Mail Dilemma: Because the author of the mail to Lucille was never found,
employee mail will no longer be picked up at the mailboxes because Chook is no
longer using the U.S. Postal Service for mail. Only outgoing mail, parcels, etc.,
from the shipping department will be routed through the U.S. Postal Service. In
the meantime Chook Industries will be looking into alternative mail systems and
possibly setting up it's own privatized mail system.
The Book of the Month has been declared.
Sex,
by Madonna. Selected by Bjorn Carlson.
Last month's fiscal report is available upon request. Contact Jim Shooter if you
have further questions.
Mail Inquiries: If you wrote the following mail will please contact Laura Hadaway
or Kurt Watson as soon as possible. Letter Follows - (Note - For purposes of
authenticity, spelling and grammar has been left uncorrected):
Lucille, do I know you? I used to go to the same school. I guess you are Jon's
bud, he is nice guy. Maybe we meet and you can party with me. I Like long walks
and hot dogs, my mom make good hot dogs. Many time we get sick and mom get mad
after she helps dad make his hot dog hot. I love to talk but got much love to
give out; i make sure i save a Hot dog for you
Pass Key Notice: Upper Management has received numerous complaints about the installation of the bathroom pass keys on 2/4/00 before the pass key meeting to discuss said installation on 2/5/00. Larry Snow has issued the following comment concerning the matter, "Look I just do what I am told. The fact of the matter is that two days before the pass key meeting was to be held our phone operatives received a very threatening phone call that said, 'Spy Cams, Spy Cams'. Since I know that Chook Industries puts the employee first, I feel it necessary to mention at this time that Chook has no need to spy on its workers to make sure they aren't playing Win-solitaire. I am sure that the cameras in the women's bathroom were the work of an industrious pervert whom we will eventually capture and prosecute accordingly.
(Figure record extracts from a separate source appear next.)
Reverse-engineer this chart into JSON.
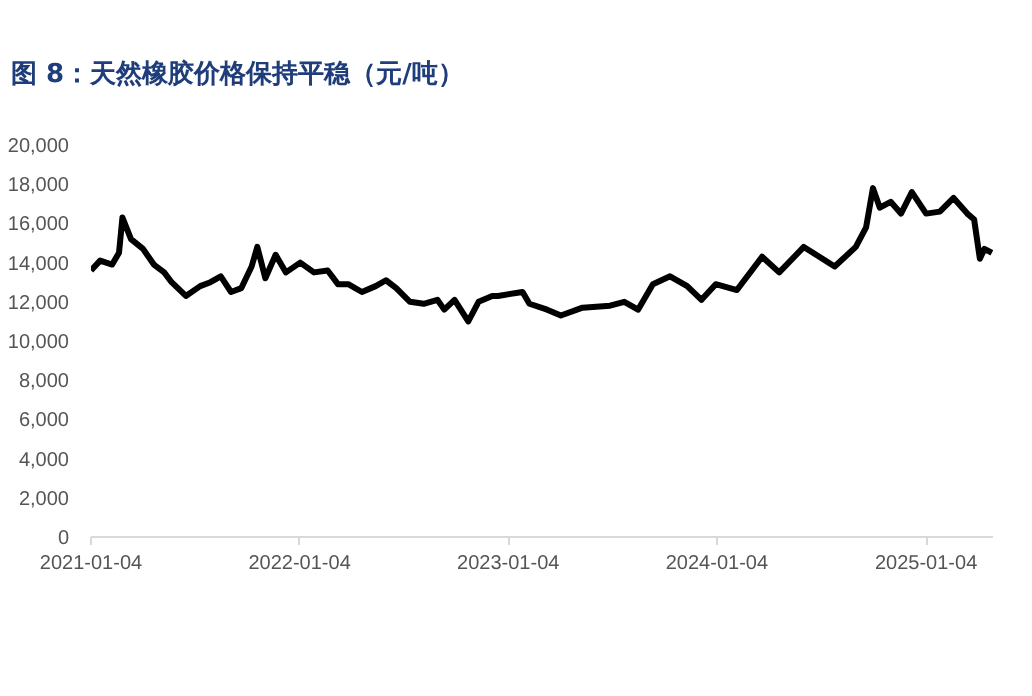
{
  "chart_data": {
    "type": "line",
    "title": "图 8：天然橡胶价格保持平稳（元/吨）",
    "x": [
      "2021-01-04",
      "2021-01-20",
      "2021-02-10",
      "2021-02-22",
      "2021-02-28",
      "2021-03-15",
      "2021-04-05",
      "2021-04-24",
      "2021-05-12",
      "2021-05-25",
      "2021-06-19",
      "2021-07-14",
      "2021-08-01",
      "2021-08-19",
      "2021-09-06",
      "2021-09-24",
      "2021-10-12",
      "2021-10-22",
      "2021-11-05",
      "2021-11-23",
      "2021-12-11",
      "2022-01-05",
      "2022-01-29",
      "2022-02-22",
      "2022-03-12",
      "2022-03-30",
      "2022-04-23",
      "2022-05-17",
      "2022-06-04",
      "2022-06-22",
      "2022-07-16",
      "2022-08-09",
      "2022-09-02",
      "2022-09-14",
      "2022-10-02",
      "2022-10-26",
      "2022-11-13",
      "2022-12-07",
      "2022-12-17",
      "2023-01-29",
      "2023-02-10",
      "2023-03-13",
      "2023-04-06",
      "2023-05-14",
      "2023-07-01",
      "2023-07-26",
      "2023-08-19",
      "2023-09-14",
      "2023-10-14",
      "2023-11-13",
      "2023-12-08",
      "2024-01-02",
      "2024-02-08",
      "2024-03-23",
      "2024-04-22",
      "2024-06-04",
      "2024-07-28",
      "2024-09-03",
      "2024-09-21",
      "2024-10-03",
      "2024-10-15",
      "2024-11-03",
      "2024-11-21",
      "2024-12-10",
      "2025-01-04",
      "2025-01-28",
      "2025-02-21",
      "2025-03-17",
      "2025-03-29",
      "2025-04-08",
      "2025-04-16",
      "2025-04-29"
    ],
    "series": [
      {
        "color": "#000000",
        "values": [
          13600,
          14100,
          13900,
          14500,
          16300,
          15200,
          14700,
          13900,
          13500,
          13000,
          12300,
          12800,
          13000,
          13300,
          12500,
          12700,
          13800,
          14800,
          13200,
          14400,
          13500,
          14000,
          13500,
          13600,
          12900,
          12900,
          12500,
          12800,
          13100,
          12700,
          12000,
          11900,
          12100,
          11600,
          12100,
          11000,
          12000,
          12300,
          12300,
          12500,
          11900,
          11600,
          11300,
          11700,
          11800,
          12000,
          11600,
          12900,
          13300,
          12800,
          12100,
          12900,
          12600,
          14300,
          13500,
          14800,
          13800,
          14800,
          15800,
          17800,
          16800,
          17100,
          16500,
          17600,
          16500,
          16600,
          17300,
          16500,
          16200,
          14200,
          14700,
          14500
        ]
      }
    ],
    "xlim": [
      "2021-01-04",
      "2025-05-01"
    ],
    "xticks": [
      "2021-01-04",
      "2022-01-04",
      "2023-01-04",
      "2024-01-04",
      "2025-01-04"
    ],
    "ylim": [
      0,
      20000
    ],
    "yticks": [
      {
        "value": 0,
        "label": "0"
      },
      {
        "value": 2000,
        "label": "2,000"
      },
      {
        "value": 4000,
        "label": "4,000"
      },
      {
        "value": 6000,
        "label": "6,000"
      },
      {
        "value": 8000,
        "label": "8,000"
      },
      {
        "value": 10000,
        "label": "10,000"
      },
      {
        "value": 12000,
        "label": "12,000"
      },
      {
        "value": 14000,
        "label": "14,000"
      },
      {
        "value": 16000,
        "label": "16,000"
      },
      {
        "value": 18000,
        "label": "18,000"
      },
      {
        "value": 20000,
        "label": "20,000"
      }
    ],
    "grid": false
  }
}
Chad Tulak is investigating the matter as we speak." Jim Shooter would further like to add to Larry's comments an apology for any employee inconvenience. We would appreciate your patience and cooperation at this time.
The padlock on the microwave has been removed since the Baby Ruth
vandalism has finally stopped.
The Book of the Month has been declared.
MLA Handbook, 5th ed., by Joseph Gibaldi. Selected by William Brazil.